Qu'est-ce qu'un bandonéon ? Dans le Petit Larousse Illustré de 1996 (oui, vous m'excuserez, j'en ai pas d'autre), on peut lire « n.m. (du nom de son inventeur, Heinrich Band) Petit accordéon hexagonal, utilisé notamment dans les orchestres de tango ». Dans ce même Larousse, le mot voisine avec l'encadré consacré à la
bande dessinée, ce qui ne peut pas être une simple coïncidence alphabétique. Au passage, le traducteur nous informe que le titre original est Fueye, un terme qui désigne le soufflet du bandonéon.

Derrière ce mot, un album de 200 pages signé Jorge Gonzalez, auteur argentin miraculeusement publié chez Dupuis hors de toute collection. Une bonne surprise qui aurait pu avoir sa place sous le label Aire Libre (on pense notamment au Prosopopus de Nicolas De Crécy pour style graphique). L'histoire est difficilement réductible à une suite de mots : d'abord axée autour de Vicente ‘Gordo' (‘le Gros'), joueur de bandonéon à la fin des années 10, elle se tourne ensuite vers son disciple Horacio au début des années 30, et décrit le chemin inattendu qu'emprunte sa vie. Dans un dernier segment, l'auteur raconte la genèse de l'album à travers ses recherches, ses rencontres et les témoignages qu'il a recueillis ; aussi intéressante que soit la démarche, cette dernière partie aurait sans doute gagné à ne rester qu'un bonus, plutôt qu'une sorte de continuité dessinée, occupant à elle seule une soixantaine de pages.


Car le nerf du recueil, sans conteste, est son récit en deux volets, peinture expressionniste et torturée de deux générations victimes de leurs frustrations, de leurs vices, de leurs imperfections... mais indéfectiblement liées au tango, à son rythme et à sa poésie, à sa tristesse potentielle et à ses promesses d'évasion.

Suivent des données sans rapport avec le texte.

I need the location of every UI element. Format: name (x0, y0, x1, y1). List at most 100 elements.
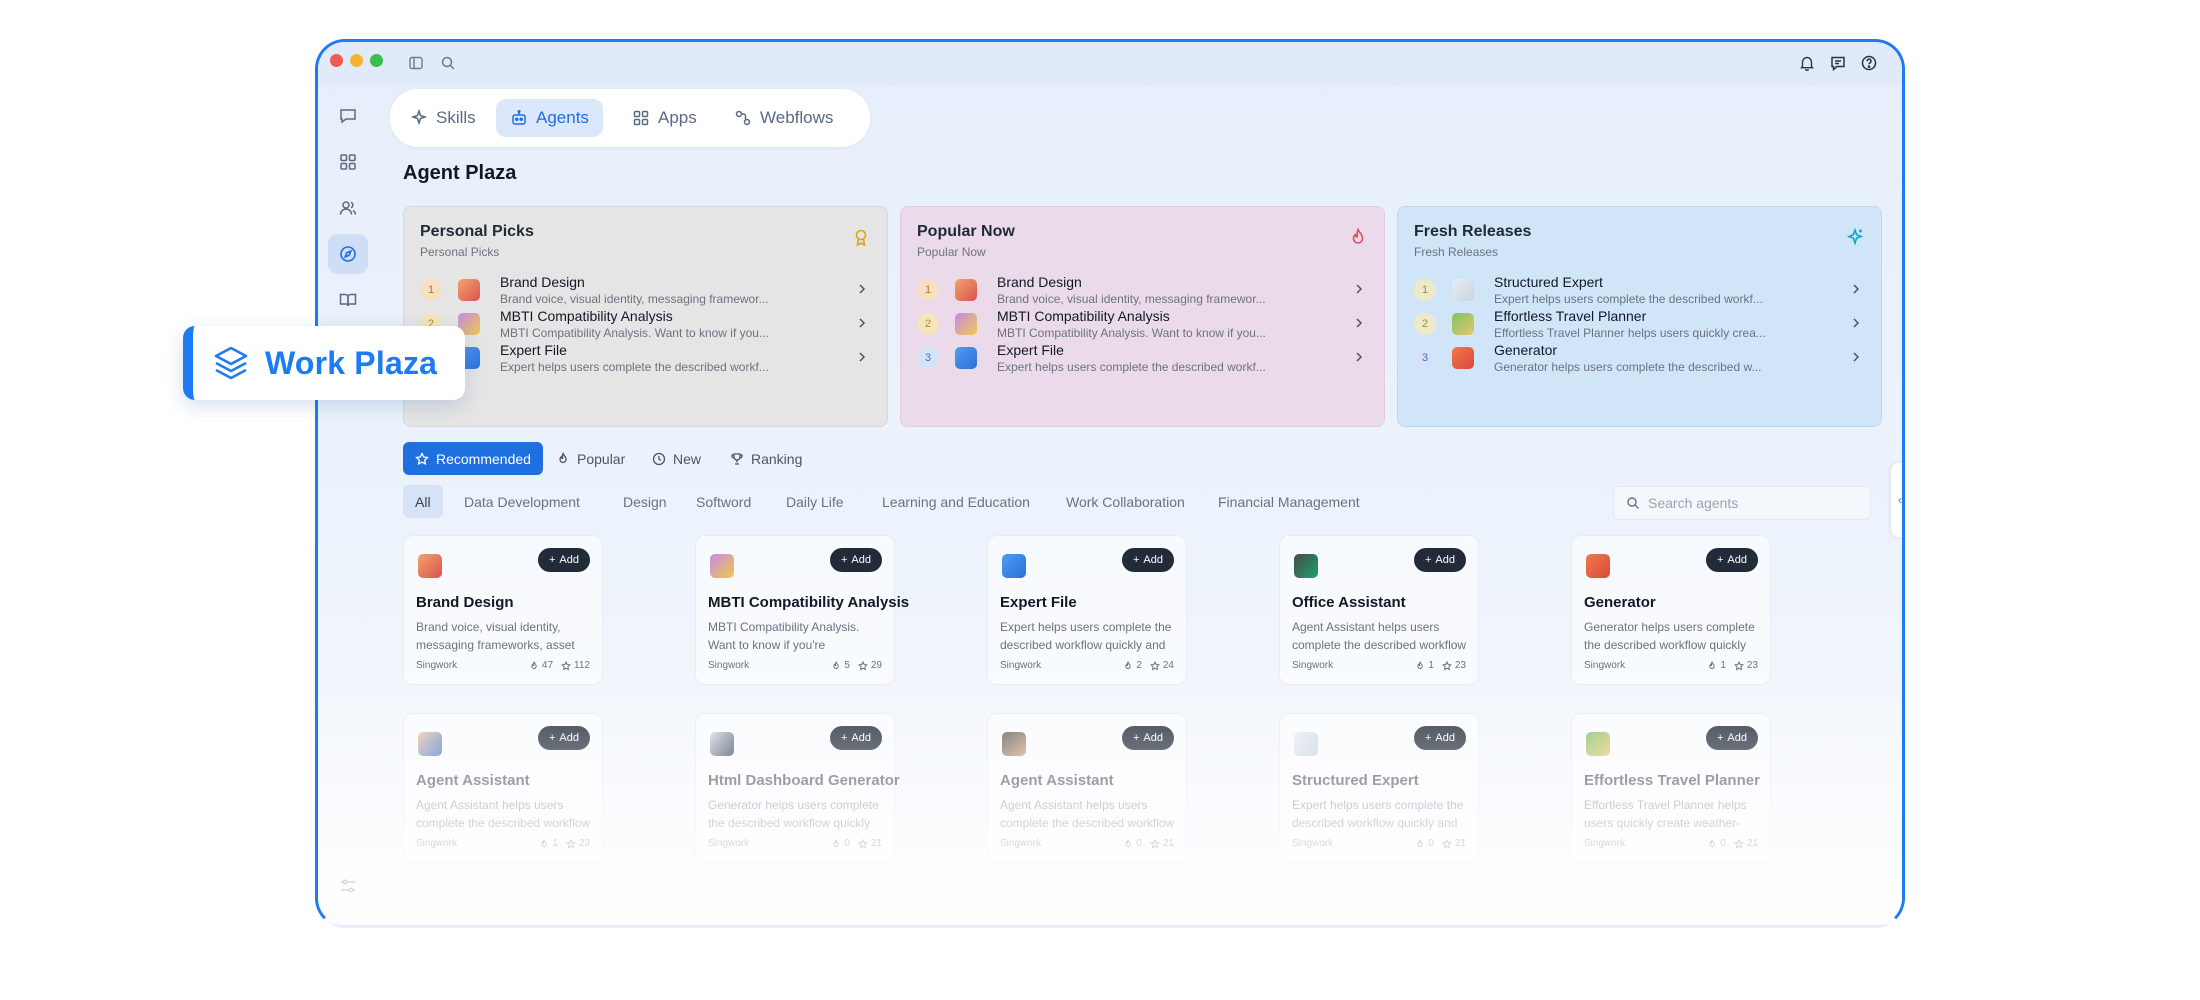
search-icon[interactable] (440, 55, 456, 71)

Bandonéon se tire brillamment du défi évident que constitue l'approche dessinée d'un art sonore (d'autres s'y sont heurté les dents, notamment dans les biographies consacrées aux musiciens célèbres), en proposant sa propre mélodie visuelle : anarchie du dessin au milieu de cases soigneusement tracées, puissance des scènes surgissant de l'aspect faussement brouillon des crayonnés... Le noir et blanc lui-même se teinte de reflets ocres ou gris-bleus selon la nature de l'ambiance requise, et les émotions passent sans peine dans ce foisonnement d'inventivité formelle. Les personnages suscitent l'empathie malgré leurs défauts, leurs choix parfois révoltants... Le résultat est un voyage dans une autre dimension, un autre époque, une autre culture, un art qui n'est pas celui du support utilisé. A découvrir pour les amateurs de nouveautés dépaysantes, ou du monde latin en général.